A detailed cost analysis of the system has also been presented and compared with the simulation results. The TNPC of the installed hybrid system is US$20073.63 which is lower than the net present cost of US$20789.85 obtained in the simulation. The annualized cost of the installed system is US$1370.94 whereas the simulated results give an annualized cost of US$1453.63. The levelized cost for the PV system is US$0.082/kWh while for the wind system, the cost is US$0.435/kWh. The TNPC and annualized cost of the system are affected largely by the battery cost, especially operation and maintenance cost of the same.

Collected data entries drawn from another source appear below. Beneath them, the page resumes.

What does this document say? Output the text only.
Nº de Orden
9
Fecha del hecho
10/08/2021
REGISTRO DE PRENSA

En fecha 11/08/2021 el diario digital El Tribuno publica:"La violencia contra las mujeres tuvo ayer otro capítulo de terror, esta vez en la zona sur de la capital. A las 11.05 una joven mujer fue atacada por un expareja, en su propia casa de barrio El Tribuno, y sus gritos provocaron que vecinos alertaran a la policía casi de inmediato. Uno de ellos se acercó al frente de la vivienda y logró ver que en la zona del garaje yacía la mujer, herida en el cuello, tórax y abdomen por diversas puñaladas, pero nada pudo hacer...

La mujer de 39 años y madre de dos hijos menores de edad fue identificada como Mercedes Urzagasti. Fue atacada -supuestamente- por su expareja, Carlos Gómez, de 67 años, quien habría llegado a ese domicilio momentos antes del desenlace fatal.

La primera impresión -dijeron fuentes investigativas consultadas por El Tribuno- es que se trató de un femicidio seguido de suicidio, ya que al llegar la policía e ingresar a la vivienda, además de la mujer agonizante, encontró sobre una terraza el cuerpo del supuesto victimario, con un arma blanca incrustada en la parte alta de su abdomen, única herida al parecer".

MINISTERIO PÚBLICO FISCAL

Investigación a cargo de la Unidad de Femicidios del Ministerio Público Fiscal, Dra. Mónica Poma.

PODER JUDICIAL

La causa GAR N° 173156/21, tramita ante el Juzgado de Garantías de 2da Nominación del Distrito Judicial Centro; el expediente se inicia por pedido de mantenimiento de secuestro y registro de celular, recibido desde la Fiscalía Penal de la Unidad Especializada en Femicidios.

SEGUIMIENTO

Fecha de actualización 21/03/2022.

It is observed that a cost of energy of US$0.673/kWh is obtained in the simulation and for the installed system, and the cost of energy is US$0.635/kWh. The electrical performance analysis and economic consideration of the hybrid system shows that the system is quite feasible in terms of electrical power output but the system is not economically viable. The pragmatic techno-economic feasibility of the PV system is observed for the site under consideration or similar sites however, the wind system is not a commercially upright choice. This FOLD analysis lays a foundation for the future planning of microgrid or hybrid systems in the vicinity.